"What" you are versus "who" you are.

One of my most memorable characters was the result of starting at 'what' instead of 'who'. I started DMing in the campaign and then someone wanted to replace me, so i had to fill that persons role (a wizard), eventually someone else wanted to DM and i multiclassed into a rogue because we were missing that (eventually going into the wizard/rogue prestige class). I started with a very shallow character (personality) end ended up with something very unique...

To be honest, i think D&D is less about the initial background a character has and more about how it develops during play...
 

log in or register to remove this ad

der_kluge said:
"Wait a minute", I'd say, "you're going about this all wrong. Think about *who* you want to make first, and then figure out which class best represents that. Not the other way around."

Am I just a grognard, or have others encountered this phenomenon?

You're going about it all wrong. You shouldn't consider yourself a grognard. First consider what kind of person you are and then figure out whether the grognard class best represents that.

Or just let players make characters how they prefer and don't tell them that their method is all wrong and yours is right.
 

der_kluge said:
I was flipping through some WoTC books today, filled with the requisite prestige classes, feats, and all the other crunchy bits we've come to expect from those books.

And it struck me - the game has become more about "What" the PC is, versus "Who" the PC is. I had to beat this into the head of a former player of mine. When it came time to make a character, he'd instantly blurt out things like "ooh, I want to make a Warlock", or "I've got it! A whispergnome scout!" or "Can I play a stone child?"

"Wait a minute", I'd say, "you're going about this all wrong. Think about *who* you want to make first, and then figure out which class best represents that. Not the other way around."

Am I just a grognard, or have others encountered this phenomenon?

Umm, dude, back in the day, my characters were George, George the Second, George the Third etc. Role play? What was that? Role Play was what I learned to do after about ten or fifteen years of killing stuff and taking their treasure. Then, after getting rather tired of amateur thespianism, I went back to killing stuff and taking their treasure.

It's a heck of a lot more fun. :)
 

Id on't even like knowing all of my character's personality before the first session. I have a general idea, sure. But I don't like it being overly detailed. Then during the first 3-4 sessions, it develops naturally, and voila.

That way avoids a lot of inter-PC conflicts, too. Not all of them, and some is fun, but too much is no good.
 

I've had great characters come from brainstorming a strange concept (hmmm-I think I'll play an insane psionicist who believes his powers are the result of him being the last member of an ancient race of powerful beings) and I've also been inspired by entertaining rulesets (hmmm-I think I'll play an Al-Qadim merchant-thief and make him a fat, greedy, manipulative, yet still loveable and charismatic guy). Either way works.
 

In my opinion, the interesting things are what happen after you start play. I could give a rat's ass about your PC's richly detailed family history and life story, because most of it is not going to come up. And in games like Vampires? Make that double. It's incredibly frustrating as a GM or a player to deal with players whose best stories are all behind them and whose dangling threads dominate the story, to the extent there is hardly any dynamism in the game.
 

pawsplay said:
In my opinion, the interesting things are what happen after you start play. I could give a rat's ass about your PC's richly detailed family history and life story, because most of it is not going to come up.
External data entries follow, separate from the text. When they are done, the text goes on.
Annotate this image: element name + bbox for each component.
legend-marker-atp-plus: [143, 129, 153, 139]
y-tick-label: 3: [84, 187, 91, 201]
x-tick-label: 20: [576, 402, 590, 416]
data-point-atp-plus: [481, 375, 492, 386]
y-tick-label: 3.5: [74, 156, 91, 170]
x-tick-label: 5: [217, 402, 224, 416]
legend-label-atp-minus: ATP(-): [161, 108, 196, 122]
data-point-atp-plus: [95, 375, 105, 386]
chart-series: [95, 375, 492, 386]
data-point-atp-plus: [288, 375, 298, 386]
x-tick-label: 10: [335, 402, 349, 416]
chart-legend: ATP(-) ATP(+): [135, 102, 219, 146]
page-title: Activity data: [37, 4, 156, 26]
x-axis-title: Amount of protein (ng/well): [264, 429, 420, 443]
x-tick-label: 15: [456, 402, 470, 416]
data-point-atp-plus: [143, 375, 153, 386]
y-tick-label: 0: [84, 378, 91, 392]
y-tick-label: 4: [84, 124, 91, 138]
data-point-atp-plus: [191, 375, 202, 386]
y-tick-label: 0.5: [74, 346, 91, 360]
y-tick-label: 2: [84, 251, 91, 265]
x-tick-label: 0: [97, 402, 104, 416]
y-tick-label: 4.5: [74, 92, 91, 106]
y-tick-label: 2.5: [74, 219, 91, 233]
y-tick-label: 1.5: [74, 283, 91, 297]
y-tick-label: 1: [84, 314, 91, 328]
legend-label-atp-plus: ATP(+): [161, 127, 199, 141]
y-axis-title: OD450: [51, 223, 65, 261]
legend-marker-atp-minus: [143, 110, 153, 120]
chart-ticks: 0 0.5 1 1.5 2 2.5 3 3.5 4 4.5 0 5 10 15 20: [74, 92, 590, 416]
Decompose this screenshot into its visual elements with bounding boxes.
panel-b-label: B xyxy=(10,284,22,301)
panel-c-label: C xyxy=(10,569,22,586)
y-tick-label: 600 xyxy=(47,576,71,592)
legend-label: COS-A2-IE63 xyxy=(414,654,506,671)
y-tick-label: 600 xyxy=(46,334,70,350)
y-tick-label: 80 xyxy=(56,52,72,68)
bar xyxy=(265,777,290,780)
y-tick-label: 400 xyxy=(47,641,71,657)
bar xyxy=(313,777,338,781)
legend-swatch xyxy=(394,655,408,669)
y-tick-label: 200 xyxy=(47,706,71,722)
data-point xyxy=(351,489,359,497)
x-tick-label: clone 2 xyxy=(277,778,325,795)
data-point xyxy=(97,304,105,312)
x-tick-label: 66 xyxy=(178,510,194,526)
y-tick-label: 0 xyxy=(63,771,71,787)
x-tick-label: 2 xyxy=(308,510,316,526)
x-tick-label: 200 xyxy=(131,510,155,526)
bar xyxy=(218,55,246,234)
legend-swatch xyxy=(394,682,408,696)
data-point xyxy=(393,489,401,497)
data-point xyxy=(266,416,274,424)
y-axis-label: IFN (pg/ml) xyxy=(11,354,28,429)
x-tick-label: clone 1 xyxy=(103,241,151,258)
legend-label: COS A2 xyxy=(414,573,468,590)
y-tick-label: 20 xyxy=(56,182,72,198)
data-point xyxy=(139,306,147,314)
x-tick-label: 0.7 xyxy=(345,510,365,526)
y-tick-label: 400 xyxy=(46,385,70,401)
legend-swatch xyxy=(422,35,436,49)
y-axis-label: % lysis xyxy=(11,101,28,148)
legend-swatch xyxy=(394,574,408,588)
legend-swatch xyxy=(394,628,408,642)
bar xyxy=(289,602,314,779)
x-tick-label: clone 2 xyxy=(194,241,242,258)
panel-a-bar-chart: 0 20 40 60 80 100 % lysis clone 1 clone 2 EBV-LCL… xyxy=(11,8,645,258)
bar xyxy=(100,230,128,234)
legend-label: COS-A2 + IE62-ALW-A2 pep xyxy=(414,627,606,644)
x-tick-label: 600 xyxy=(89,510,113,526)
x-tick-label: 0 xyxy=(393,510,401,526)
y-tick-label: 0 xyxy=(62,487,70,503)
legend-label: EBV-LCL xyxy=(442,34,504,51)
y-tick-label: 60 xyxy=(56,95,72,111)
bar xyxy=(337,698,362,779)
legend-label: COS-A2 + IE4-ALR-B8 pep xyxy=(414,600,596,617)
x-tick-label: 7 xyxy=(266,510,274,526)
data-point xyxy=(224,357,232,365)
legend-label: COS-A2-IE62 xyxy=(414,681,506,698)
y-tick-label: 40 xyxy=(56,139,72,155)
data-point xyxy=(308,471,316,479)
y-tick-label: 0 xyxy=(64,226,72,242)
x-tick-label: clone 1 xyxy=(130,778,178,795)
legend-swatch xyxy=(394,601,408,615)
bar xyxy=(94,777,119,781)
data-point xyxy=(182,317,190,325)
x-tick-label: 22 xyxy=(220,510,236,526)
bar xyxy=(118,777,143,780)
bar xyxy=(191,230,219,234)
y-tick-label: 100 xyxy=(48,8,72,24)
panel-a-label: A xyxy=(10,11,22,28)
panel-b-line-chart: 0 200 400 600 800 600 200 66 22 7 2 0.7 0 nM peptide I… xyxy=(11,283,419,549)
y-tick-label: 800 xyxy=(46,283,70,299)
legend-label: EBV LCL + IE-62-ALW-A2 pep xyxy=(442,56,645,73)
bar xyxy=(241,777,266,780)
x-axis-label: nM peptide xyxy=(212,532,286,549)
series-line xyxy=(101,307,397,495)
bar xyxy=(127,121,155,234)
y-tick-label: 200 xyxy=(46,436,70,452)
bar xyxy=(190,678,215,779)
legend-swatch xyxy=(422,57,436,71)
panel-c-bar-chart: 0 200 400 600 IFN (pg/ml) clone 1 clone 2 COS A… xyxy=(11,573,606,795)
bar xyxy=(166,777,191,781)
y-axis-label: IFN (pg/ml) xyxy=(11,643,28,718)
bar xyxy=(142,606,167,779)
What though for DMs who do have the stuff come up? It doesn't have to be ignored.
 

Just because a character's family history comes up doesn't mean five pages of backstory are justified. If you involve a character's sister, what happens during the game with her is much more important than whether she once urged the PC not to marry someone who ended up becoming an evil warlord and was then killed by the PC.

Sure, the evil warlord ex-girlfriend could come back as a death knight or something, but you're not going to do this for each and every background detail included.

There is a line between hooks and trivia. While you can elaborate as much as possible, if the charater's life so far, in summary, can't be comfortably encapsulated in a paragraph, then something has gone wrong.
 

pawsplay said:
Sure, the evil warlord ex-girlfriend could come back as a death knight or something, but you're not going to do this for each and every background detail included.

As long as there are only a few background hooks for each PC and the campaign lasts long enough to use them, I will. Plkayers can go overboard with backgrounds but I never found a reason to tell a player he can't have 5 pages of background if he wants to.
 

I have. The more there is, the more I have to look it over and ensure it's acceptable. The more detail there is, the higher the likilhood I have to say, "Wait a minute, this is not really going to work."

Just as an example, years ago I went round and round with a player about his "ninja killer" from Tibet in a Torg game. I just couldn't see killing ninjas in Tibet as a full time occupation. I didn't have any basic problem, however, with his "badass martial artist" character class. It was the "who" that was problematic.